Friday, January 15, 2010

The Stand - Stephen King

I’m a little surprised at myself when I say this, but I don’t think I really have anything in particular to say about The Stand. I’m surprised because I found it to be a good book (I would definitely recommend it to others), and it was engrossing (once I picked it up I wouldn’t put it down again for hours). But, other than that, I have nothing much to say about it. I guess those two things should be enough, really, but what I mean is nothing really hit home that much, not the characters, or the ending, or the supernatural elements. They were all just all right, good, nothing to get overly excited about. In any case, I don’t think as highly of it as I do of Wizard and Glass. But the review must get written, so here it is.

The book is divided into three books. In the first book, King provides an awesome story and the best part of the entire book, in my opinion. A superflu epidemic (oftentimes compared to the swine flu, and let me tell you how enjoyable it was for the hypochondriac in me to read about a massive deadly flu right in the middle of our very own swine flu panic) has been accidentally released from a U.S. research facility, wiping out something like 99.9% of the world’s population. King’s narrative throughout this whole first part is phenomenal: suspenseful, tragic, scary (terrifying even), believable (to me, at any rate), and even funny sometimes, as he describes the outbreak, the spread, the reactions, society’s downfall, the panic, basically the meat of any apocalyptic story. The main characters are setup and you start to really care about their different storylines and personalities.

The second part of the book introduces the supernatural elements of the story, where the remaining survivors begin to have dreams in which they are either drawn to Mother Abigail (the archetypal good force) or to Randall Flagg (the archetypal devil). The rest of the story plays out as a battle between good and evil (the spiritual, religious kinds, with God, hell, demons, etc.) as the remaining survivors either build up a democracy along with Mother Abigail or succumb to Flagg’s domination. The last book recounts the final stand and the resolution of this good vs. evil battle.

The supernatural elements, well they’re fine…possibly a bit silly if you stop to think about it but this is King after all. Supernatural stuff is part of the deal when you read his books, silly or not.
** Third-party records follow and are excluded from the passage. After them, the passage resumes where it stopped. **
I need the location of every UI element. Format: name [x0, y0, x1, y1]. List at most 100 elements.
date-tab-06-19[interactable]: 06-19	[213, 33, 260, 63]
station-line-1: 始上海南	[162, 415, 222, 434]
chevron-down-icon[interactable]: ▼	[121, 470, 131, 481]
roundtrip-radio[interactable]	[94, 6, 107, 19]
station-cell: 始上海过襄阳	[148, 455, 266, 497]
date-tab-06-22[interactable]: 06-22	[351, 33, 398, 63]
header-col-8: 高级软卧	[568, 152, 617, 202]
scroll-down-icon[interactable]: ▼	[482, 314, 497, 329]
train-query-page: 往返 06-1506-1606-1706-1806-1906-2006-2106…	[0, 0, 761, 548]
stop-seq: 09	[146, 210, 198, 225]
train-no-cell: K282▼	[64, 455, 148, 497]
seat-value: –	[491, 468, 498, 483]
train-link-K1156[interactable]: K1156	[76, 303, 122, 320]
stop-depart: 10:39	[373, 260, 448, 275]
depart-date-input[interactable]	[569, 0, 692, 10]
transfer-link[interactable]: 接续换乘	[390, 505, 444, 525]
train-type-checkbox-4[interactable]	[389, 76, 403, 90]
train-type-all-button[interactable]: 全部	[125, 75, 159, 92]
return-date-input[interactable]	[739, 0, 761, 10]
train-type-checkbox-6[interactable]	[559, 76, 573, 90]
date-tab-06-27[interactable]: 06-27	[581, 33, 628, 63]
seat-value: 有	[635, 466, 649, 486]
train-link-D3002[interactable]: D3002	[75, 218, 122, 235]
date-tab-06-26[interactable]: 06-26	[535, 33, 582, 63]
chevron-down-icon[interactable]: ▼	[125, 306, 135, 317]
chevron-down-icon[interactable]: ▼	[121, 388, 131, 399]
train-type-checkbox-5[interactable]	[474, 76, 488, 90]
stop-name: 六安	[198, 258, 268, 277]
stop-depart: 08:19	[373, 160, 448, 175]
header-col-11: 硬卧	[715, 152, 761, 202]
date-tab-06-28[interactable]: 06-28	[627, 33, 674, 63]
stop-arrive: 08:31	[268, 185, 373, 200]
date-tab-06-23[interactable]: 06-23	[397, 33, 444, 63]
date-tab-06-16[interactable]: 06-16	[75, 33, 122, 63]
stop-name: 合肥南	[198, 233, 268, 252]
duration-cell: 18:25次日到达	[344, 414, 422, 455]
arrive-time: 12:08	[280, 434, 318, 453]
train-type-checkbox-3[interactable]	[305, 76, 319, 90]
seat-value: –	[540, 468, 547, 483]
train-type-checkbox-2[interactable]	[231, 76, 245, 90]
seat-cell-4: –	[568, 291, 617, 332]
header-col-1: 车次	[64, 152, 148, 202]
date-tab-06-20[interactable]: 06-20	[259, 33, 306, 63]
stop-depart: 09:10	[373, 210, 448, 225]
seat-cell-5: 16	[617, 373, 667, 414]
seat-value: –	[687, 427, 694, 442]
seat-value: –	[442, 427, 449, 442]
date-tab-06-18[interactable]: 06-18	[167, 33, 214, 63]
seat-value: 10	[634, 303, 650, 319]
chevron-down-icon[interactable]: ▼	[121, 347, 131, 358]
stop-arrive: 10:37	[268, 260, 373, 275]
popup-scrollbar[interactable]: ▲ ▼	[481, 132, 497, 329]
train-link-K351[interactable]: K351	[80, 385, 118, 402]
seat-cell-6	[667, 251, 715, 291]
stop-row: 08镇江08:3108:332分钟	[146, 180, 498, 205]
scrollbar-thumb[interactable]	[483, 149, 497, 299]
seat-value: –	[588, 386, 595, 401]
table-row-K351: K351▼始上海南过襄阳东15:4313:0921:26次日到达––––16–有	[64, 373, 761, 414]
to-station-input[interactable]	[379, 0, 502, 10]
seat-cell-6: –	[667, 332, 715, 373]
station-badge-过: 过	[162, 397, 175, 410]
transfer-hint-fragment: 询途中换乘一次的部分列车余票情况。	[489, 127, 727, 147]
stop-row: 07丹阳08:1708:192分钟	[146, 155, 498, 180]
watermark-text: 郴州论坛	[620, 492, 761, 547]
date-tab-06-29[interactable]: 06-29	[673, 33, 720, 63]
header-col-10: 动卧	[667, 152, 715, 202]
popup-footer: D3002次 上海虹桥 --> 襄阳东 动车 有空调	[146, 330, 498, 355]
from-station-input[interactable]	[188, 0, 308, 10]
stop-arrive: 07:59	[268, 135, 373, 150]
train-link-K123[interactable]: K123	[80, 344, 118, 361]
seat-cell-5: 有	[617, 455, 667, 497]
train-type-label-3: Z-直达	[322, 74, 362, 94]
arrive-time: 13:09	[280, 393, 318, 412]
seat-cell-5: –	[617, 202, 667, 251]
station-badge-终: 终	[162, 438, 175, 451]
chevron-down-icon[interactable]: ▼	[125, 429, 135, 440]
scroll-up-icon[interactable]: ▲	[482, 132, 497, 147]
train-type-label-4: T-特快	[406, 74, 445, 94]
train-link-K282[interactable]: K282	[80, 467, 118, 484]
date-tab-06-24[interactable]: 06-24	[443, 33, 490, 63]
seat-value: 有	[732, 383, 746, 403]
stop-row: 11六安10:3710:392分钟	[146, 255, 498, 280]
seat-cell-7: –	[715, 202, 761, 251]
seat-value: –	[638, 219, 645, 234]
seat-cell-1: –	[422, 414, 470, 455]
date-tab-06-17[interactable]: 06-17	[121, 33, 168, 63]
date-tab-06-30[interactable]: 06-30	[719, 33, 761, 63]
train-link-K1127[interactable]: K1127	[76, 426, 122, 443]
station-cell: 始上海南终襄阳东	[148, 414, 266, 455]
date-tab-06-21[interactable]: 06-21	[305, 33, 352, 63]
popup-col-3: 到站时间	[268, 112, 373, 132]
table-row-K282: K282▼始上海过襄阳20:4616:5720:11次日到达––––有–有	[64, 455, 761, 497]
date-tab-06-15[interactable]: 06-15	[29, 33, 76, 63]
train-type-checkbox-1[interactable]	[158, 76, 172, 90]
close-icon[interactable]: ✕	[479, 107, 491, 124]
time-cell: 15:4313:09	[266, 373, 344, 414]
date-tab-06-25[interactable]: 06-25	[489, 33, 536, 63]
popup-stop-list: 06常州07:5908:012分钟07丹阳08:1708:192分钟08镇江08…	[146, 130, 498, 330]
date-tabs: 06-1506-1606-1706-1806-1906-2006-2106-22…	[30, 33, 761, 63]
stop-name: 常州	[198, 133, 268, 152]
But I thought the pace of the story gets a big bogged down, things get dragged out a bit more, characters get lost in the shuffle of too many characters, and so on. I’m not saying parts 2 and 3 are bad. They’re still engrossing and interesting, but the high point of the book was part 1 and everything else leaves you with a feeling of “well I guess I gotta keep going here just to find out what happens,” and sometimes it even leaves you with a feeling of "oh come on, the Hand of God, really, THE God? phhht." Parts 2 and 3 also take on a Lord of the Rings type feeling, which King has acknowledged is intentional. I didn’t realize it was intentional until I read the wiki site to refresh for this review, but I did notice a Lord of the Rings quality to it as I read it. I couldn’t describe it to you but if you’ve read Lord of the Rings, and if you read The Stand afterwards, you’d probably feel it too.

One other thing, which I’ve talked about before, is how I both love and hate King’s foreshadowing. For example, he’ll write something like “And that’s the last time they saw each other.” I hate it because I don’t want to know that’s the last time they see each other, I want to hang on to some hope that maybe later on they will see each other even if they don’t. At the same time, I love it because now I no longer have to wonder if they will see each other, I can just wait to find out why they won’t get to see each other. That makes no sense, I suppose, but in my own tortured way, I quite enjoy when those passages pop up.

At the end of it, I’m left in neutral territory because it was an outstanding opening with a tepid ending. But I would still recommend.

1 comment:

Figgy said...

This is one of my favorite books ever, but I totally agree with you on most counts. King is really bad with the foreshadowing, and for the most part he is TERRIBLE at writing endings. So many of his good books are completely ruined by terrible endings. But this is one I'll always recommend to people, the first half alone is worth it.